Finn discusses the reasons for the inequity in Literacy with an Attitude" in an interesting way. He first starts by explaining the social implications for allowing certain populations access to literature, such as keeping poorer people from reading. He also claims that this wasn't an aim of the US, but it has become that status quo.
One of the first things that stood out to me was the use of Jean Anyon's study, Social Class and the Hidden Curriculum of Work. I was intrigued by the use of the question "can you make knowledge?" and how the answers differed between schools.
In the working class school: "When Anyon asked these fifth grade students, 'what do you think of when I say the word knowledge?' Not a single child used the word think. When asked if they thought they could make knowledge, only one of them said yes."
"When children in the middle class school were asked what knowledge is, seventeen of twenty used words like learn, remember, facts, study, smartness, intelligent, know, school, study and brains. When asked if they could make knowledge, nine said no and eleven said yes. When asked how, they said they'd look it up or listen and do what they're told or they'd go to the library."
"The children in the affluent professional school had the least trouble answering the question, 'what is knowledge?" Many of them used the word think and several alluded to personal activity having to do with ideas. ('Figuring stuff out.' 'You think up ideas and then you find out things wrong with those ideas.') When asked 'can you make knowledge?' sixteen said yes; only four said no.
"When asked, 'can you make knowledge?' half the children in the executive elite schools said yes, half said no. Compared with affluent professional school children, these children took a more passive view toward the creation of knowledge. For many of them, knowledge comes from tradition. It's 'out there' and you are expected to learn it."
I thought this question and the answers it produced were an eye-opening reflection on how we teach students in each of these schools. Students in working-class areas were basically just made to regurgitate information on a worksheet instead of being challenged academically the way that their more elite counterparts were.
I may be misguided here, but I think it's important to acknowledge that students in working class schools may have more issues going on at home than those in elite schools. For example, an eighth grade student in my old school was kicked out of her house on a Tuesday night. On Wednesday, the student's English teacher told her that she needed to take an oral quiz. The student didn't even respond - not a word. The teacher was, as expected, very frustrated when this student barely acknowledged her presence when she tried to get the student to take the quiz. The teacher didn't find out until later what the situation was at home, so what should she have done? Would the same thing have happened in an elite school? I think its unrealistic for us to say that we can make the kids forget or ignore what's happening outside of school walls - so what do we do about this? How does this contribute to students perceptions of school work? Might students in working class schools buy into their own education more if they thought that working on a debate or science experiment or measuring the classroom was more important than a worksheet? (Peterson would likely say yes.)

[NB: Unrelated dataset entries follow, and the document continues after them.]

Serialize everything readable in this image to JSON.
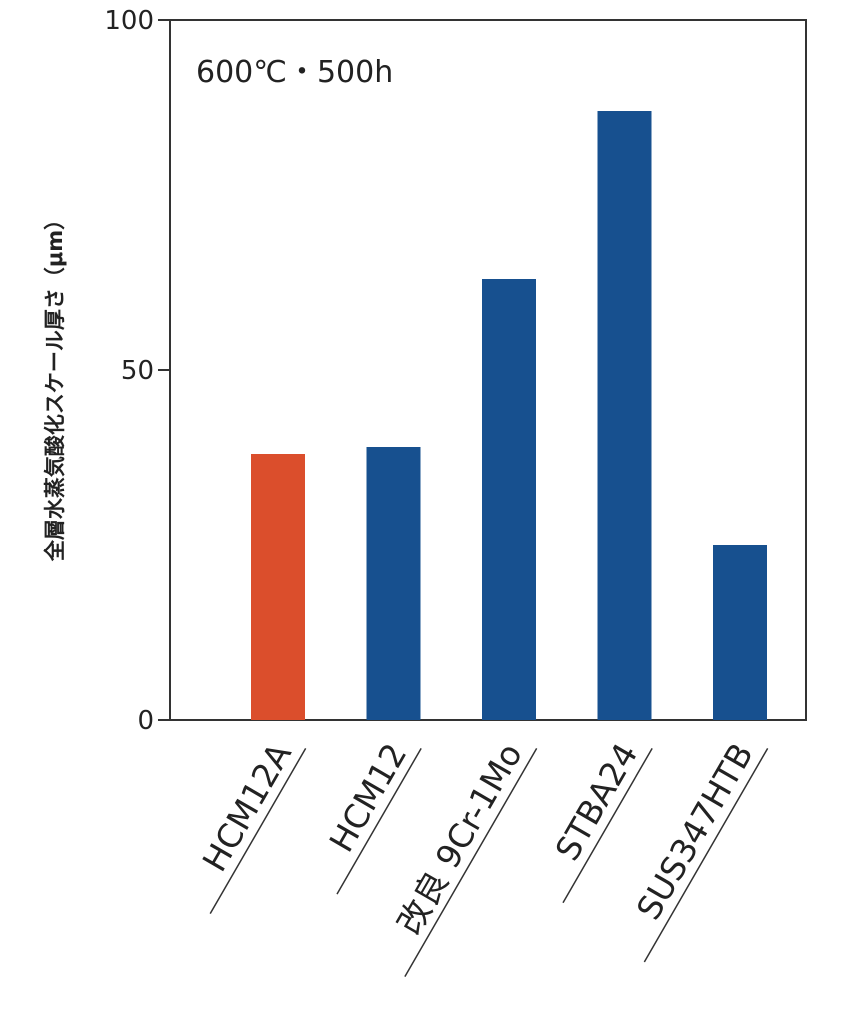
{
  "chart_data": {
    "type": "bar",
    "title": "",
    "annotation": "600℃・500h",
    "ylabel": "全層水蒸気酸化スケール厚さ（μm）",
    "xlabel": "",
    "ylim": [
      0,
      100
    ],
    "yticks": [
      0,
      50,
      100
    ],
    "categories": [
      "HCM12A",
      "HCM12",
      "改良 9Cr-1Mo",
      "STBA24",
      "SUS347HTB"
    ],
    "values": [
      38,
      39,
      63,
      87,
      25
    ],
    "colors": [
      "#db4e2c",
      "#17508f",
      "#17508f",
      "#17508f",
      "#17508f"
    ],
    "grid": false,
    "legend": "none"
  }
}
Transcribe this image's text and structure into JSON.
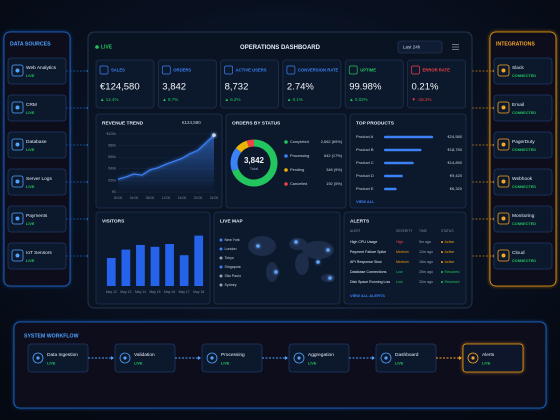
{
  "data_sources": {
    "title": "DATA SOURCES",
    "items": [
      {
        "name": "Web Analytics",
        "status": "LIVE"
      },
      {
        "name": "CRM",
        "status": "LIVE"
      },
      {
        "name": "Database",
        "status": "LIVE"
      },
      {
        "name": "Server Logs",
        "status": "LIVE"
      },
      {
        "name": "Payments",
        "status": "LIVE"
      },
      {
        "name": "IoT Sensors",
        "status": "LIVE"
      }
    ]
  },
  "integrations": {
    "title": "INTEGRATIONS",
    "items": [
      {
        "name": "Slack",
        "status": "CONNECTED"
      },
      {
        "name": "Email",
        "status": "CONNECTED"
      },
      {
        "name": "PagerDuty",
        "status": "CONNECTED"
      },
      {
        "name": "Webhook",
        "status": "CONNECTED"
      },
      {
        "name": "Monitoring",
        "status": "CONNECTED"
      },
      {
        "name": "Cloud",
        "status": "CONNECTED"
      }
    ]
  },
  "header": {
    "status": "LIVE",
    "title": "OPERATIONS DASHBOARD",
    "range": "Last 24h"
  },
  "kpis": [
    {
      "label": "SALES",
      "value": "€124,580",
      "change": "▲ 12.4%",
      "color": "#3b82f6",
      "change_color": "#22c55e"
    },
    {
      "label": "ORDERS",
      "value": "3,842",
      "change": "▲ 8.7%",
      "color": "#3b82f6",
      "change_color": "#22c55e"
    },
    {
      "label": "ACTIVE USERS",
      "value": "8,732",
      "change": "▲ 6.2%",
      "color": "#3b82f6",
      "change_color": "#22c55e"
    },
    {
      "label": "CONVERSION RATE",
      "value": "2.74%",
      "change": "▲ 0.1%",
      "color": "#3b82f6",
      "change_color": "#22c55e"
    },
    {
      "label": "UPTIME",
      "value": "99.98%",
      "change": "▲ 0.02%",
      "color": "#22c55e",
      "change_color": "#22c55e"
    },
    {
      "label": "ERROR RATE",
      "value": "0.21%",
      "change": "▼ -15.2%",
      "color": "#ef4444",
      "change_color": "#ef4444"
    }
  ],
  "revenue_trend": {
    "type": "line",
    "title": "REVENUE TREND",
    "total": "€124,580",
    "x": [
      0,
      2,
      4,
      6,
      8,
      10,
      12,
      14,
      16,
      18,
      20,
      22,
      24
    ],
    "values": [
      22000,
      26000,
      31000,
      29000,
      38000,
      42000,
      48000,
      53000,
      58000,
      66000,
      72000,
      85000,
      98000
    ],
    "color": "#3b82f6",
    "xlim": [
      0,
      24
    ],
    "xticks": [
      {
        "value": 0,
        "label": "00:00"
      },
      {
        "value": 4,
        "label": "04:00"
      },
      {
        "value": 8,
        "label": "08:00"
      },
      {
        "value": 12,
        "label": "12:00"
      },
      {
        "value": 16,
        "label": "16:00"
      },
      {
        "value": 20,
        "label": "20:00"
      },
      {
        "value": 24,
        "label": "24:00"
      }
    ],
    "ylim": [
      0,
      100000
    ],
    "yticks": [
      {
        "value": 0,
        "label": "€0"
      },
      {
        "value": 20000,
        "label": "€20k"
      },
      {
        "value": 40000,
        "label": "€40k"
      },
      {
        "value": 60000,
        "label": "€60k"
      },
      {
        "value": 80000,
        "label": "€80k"
      },
      {
        "value": 100000,
        "label": "€100k"
      }
    ],
    "grid": true
  },
  "orders_by_status": {
    "type": "pie",
    "title": "ORDERS BY STATUS",
    "total": "3,842",
    "total_label": "Total",
    "categories": [
      "Completed",
      "Processing",
      "Pending",
      "Cancelled"
    ],
    "values": [
      2662,
      642,
      346,
      192
    ],
    "value_labels": [
      "2,662 (69%)",
      "642 (17%)",
      "346 (9%)",
      "192 (5%)"
    ],
    "colors": [
      "#22c55e",
      "#3b82f6",
      "#eab308",
      "#ef4444"
    ]
  },
  "top_products": {
    "type": "bar",
    "title": "TOP PRODUCTS",
    "categories": [
      "Product A",
      "Product B",
      "Product C",
      "Product D",
      "Product E"
    ],
    "values": [
      24580,
      18750,
      14890,
      9420,
      6320
    ],
    "value_labels": [
      "€24,580",
      "€18,750",
      "€14,890",
      "€9,420",
      "€6,320"
    ],
    "color": "#3b82f6",
    "xlim": [
      0,
      26000
    ],
    "link": "VIEW ALL"
  },
  "visitors": {
    "type": "bar",
    "title": "VISITORS",
    "categories": [
      "May 12",
      "May 13",
      "May 14",
      "May 15",
      "May 16",
      "May 17",
      "May 18"
    ],
    "values": [
      3000,
      3900,
      4400,
      4200,
      4500,
      3300,
      5400
    ],
    "color": "#2563eb",
    "ylim": [
      0,
      6000
    ]
  },
  "live_map": {
    "title": "LIVE MAP",
    "cities": [
      {
        "name": "New York",
        "color": "#3b82f6"
      },
      {
        "name": "London",
        "color": "#3b82f6"
      },
      {
        "name": "Tokyo",
        "color": "#94a3b8"
      },
      {
        "name": "Singapore",
        "color": "#3b82f6"
      },
      {
        "name": "São Paulo",
        "color": "#94a3b8"
      },
      {
        "name": "Sydney",
        "color": "#94a3b8"
      }
    ]
  },
  "alerts": {
    "title": "ALERTS",
    "columns": [
      "ALERT",
      "SEVERITY",
      "TIME",
      "STATUS"
    ],
    "rows": [
      {
        "alert": "High CPU Usage",
        "severity": "High",
        "time": "5m ago",
        "status": "Active",
        "severity_color": "#ef4444",
        "status_color": "#f59e0b"
      },
      {
        "alert": "Payment Failure Spike",
        "severity": "Medium",
        "time": "12m ago",
        "status": "Active",
        "severity_color": "#f59e0b",
        "status_color": "#f59e0b"
      },
      {
        "alert": "API Response Slow",
        "severity": "Medium",
        "time": "18m ago",
        "status": "Active",
        "severity_color": "#f59e0b",
        "status_color": "#f59e0b"
      },
      {
        "alert": "Database Connections",
        "severity": "Low",
        "time": "25m ago",
        "status": "Resolved",
        "severity_color": "#22c55e",
        "status_color": "#22c55e"
      },
      {
        "alert": "Disk Space Running Low",
        "severity": "Low",
        "time": "32m ago",
        "status": "Resolved",
        "severity_color": "#22c55e",
        "status_color": "#22c55e"
      }
    ],
    "link": "VIEW ALL ALERTS"
  },
  "workflow": {
    "title": "SYSTEM WORKFLOW",
    "steps": [
      {
        "name": "Data Ingestion",
        "status": "LIVE"
      },
      {
        "name": "Validation",
        "status": "LIVE"
      },
      {
        "name": "Processing",
        "status": "LIVE"
      },
      {
        "name": "Aggregation",
        "status": "LIVE"
      },
      {
        "name": "Dashboard",
        "status": "LIVE"
      },
      {
        "name": "Alerts",
        "status": "LIVE"
      }
    ]
  }
}
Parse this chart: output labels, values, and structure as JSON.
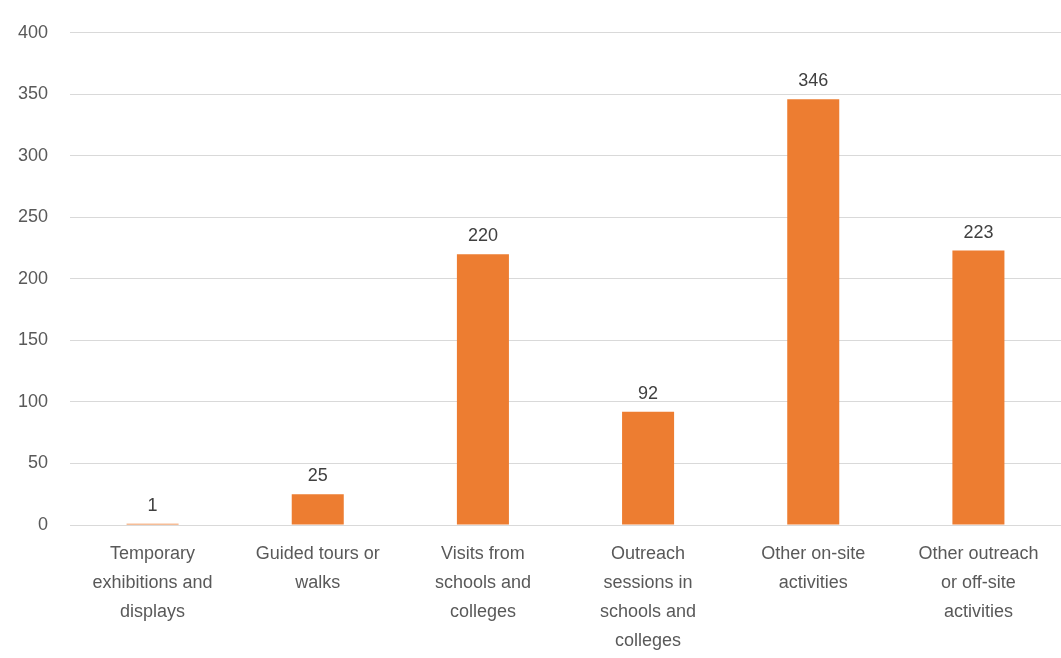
{
  "chart_data": {
    "type": "bar",
    "categories": [
      "Temporary exhibitions and displays",
      "Guided tours or walks",
      "Visits from schools and colleges",
      "Outreach sessions in schools and colleges",
      "Other on-site activities",
      "Other outreach or off-site activities"
    ],
    "values": [
      1,
      25,
      220,
      92,
      346,
      223
    ],
    "color": "#ed7d31",
    "ylim": [
      0,
      400
    ],
    "yticks": [
      0,
      50,
      100,
      150,
      200,
      250,
      300,
      350,
      400
    ],
    "grid": "y",
    "data_labels": true
  }
}
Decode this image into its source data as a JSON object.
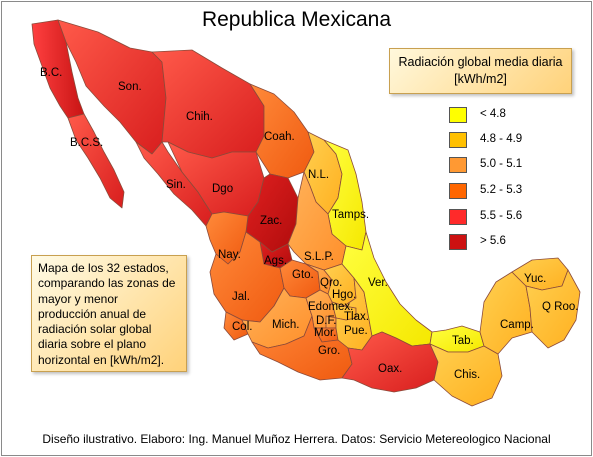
{
  "title": "Republica Mexicana",
  "legend": {
    "title_line1": "Radiación global media diaria",
    "title_line2": "[kWh/m2]",
    "items": [
      {
        "label": "< 4.8",
        "color": "#ffff00"
      },
      {
        "label": "4.8 - 4.9",
        "color": "#ffc000"
      },
      {
        "label": "5.0 - 5.1",
        "color": "#ff9933"
      },
      {
        "label": "5.2 - 5.3",
        "color": "#ff6600"
      },
      {
        "label": "5.5 - 5.6",
        "color": "#ff2a2a"
      },
      {
        "label": "> 5.6",
        "color": "#cc1111"
      }
    ]
  },
  "description": "Mapa de los 32 estados, comparando las zonas de mayor y menor producción anual de radiación solar global diaria sobre el plano horizontal en [kWh/m2].",
  "credit": "Diseño ilustrativo. Elaboro: Ing. Manuel Muñoz Herrera. Datos: Servicio Metereologico Nacional",
  "states": {
    "bc": "B.C.",
    "son": "Son.",
    "bcs": "B.C.S.",
    "chih": "Chih.",
    "coah": "Coah.",
    "sin": "Sin.",
    "dgo": "Dgo",
    "nl": "N.L.",
    "tamps": "Tamps.",
    "zac": "Zac.",
    "nay": "Nay.",
    "ags": "Ags.",
    "slp": "S.L.P.",
    "gto": "Gto.",
    "qro": "Qro.",
    "ver": "Ver.",
    "hgo": "Hgo.",
    "jal": "Jal.",
    "edomex": "Edomex.",
    "tlax": "Tlax.",
    "df": "D.F.",
    "pue": "Pue.",
    "mor": "Mor.",
    "col": "Col.",
    "mich": "Mich.",
    "yuc": "Yuc.",
    "qroo": "Q Roo.",
    "camp": "Camp.",
    "tab": "Tab.",
    "gro": "Gro.",
    "oax": "Oax.",
    "chis": "Chis."
  },
  "classes": {
    "bc": "> 5.6",
    "son": "5.5 - 5.6",
    "bcs": "5.5 - 5.6",
    "chih": "5.5 - 5.6",
    "coah": "5.2 - 5.3",
    "sin": "5.5 - 5.6",
    "dgo": "5.5 - 5.6",
    "nl": "4.8 - 4.9",
    "tamps": "< 4.8",
    "zac": "> 5.6",
    "nay": "5.2 - 5.3",
    "ags": "> 5.6",
    "slp": "5.0 - 5.1",
    "gto": "5.2 - 5.3",
    "qro": "5.0 - 5.1",
    "ver": "< 4.8",
    "hgo": "4.8 - 4.9",
    "jal": "5.2 - 5.3",
    "edomex": "5.0 - 5.1",
    "tlax": "4.8 - 4.9",
    "df": "5.0 - 5.1",
    "pue": "4.8 - 4.9",
    "mor": "5.2 - 5.3",
    "col": "5.2 - 5.3",
    "mich": "5.0 - 5.1",
    "yuc": "4.8 - 4.9",
    "qroo": "4.8 - 4.9",
    "camp": "4.8 - 4.9",
    "tab": "< 4.8",
    "gro": "5.2 - 5.3",
    "oax": "5.5 - 5.6",
    "chis": "4.8 - 4.9"
  }
}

I also want to point out a huge strength that my former school had in this regard; it really pushed students from the working class to succeed in engaging ways like the projects and assignments discussed in the affluent and elite schools. Students participated in "Mad Science Days" in which they conducted experiments in front of their peers, competed in writing and History Day competitions and had a full semester long debate class. While the focus of the school was definitely on scores and data, I truly believe that our academic mission was being fulfilled. We touted a rigorous, inquiry based curriculum with a focus on math and science and a strong foundation in the humanities. Our graduates have gone on to wonderful schools and are succeeding there (we haven't had a class graduate from college yet, but will this year). I wonder if some of the things like what I mentioned above were implemented in other schools if it would make a difference.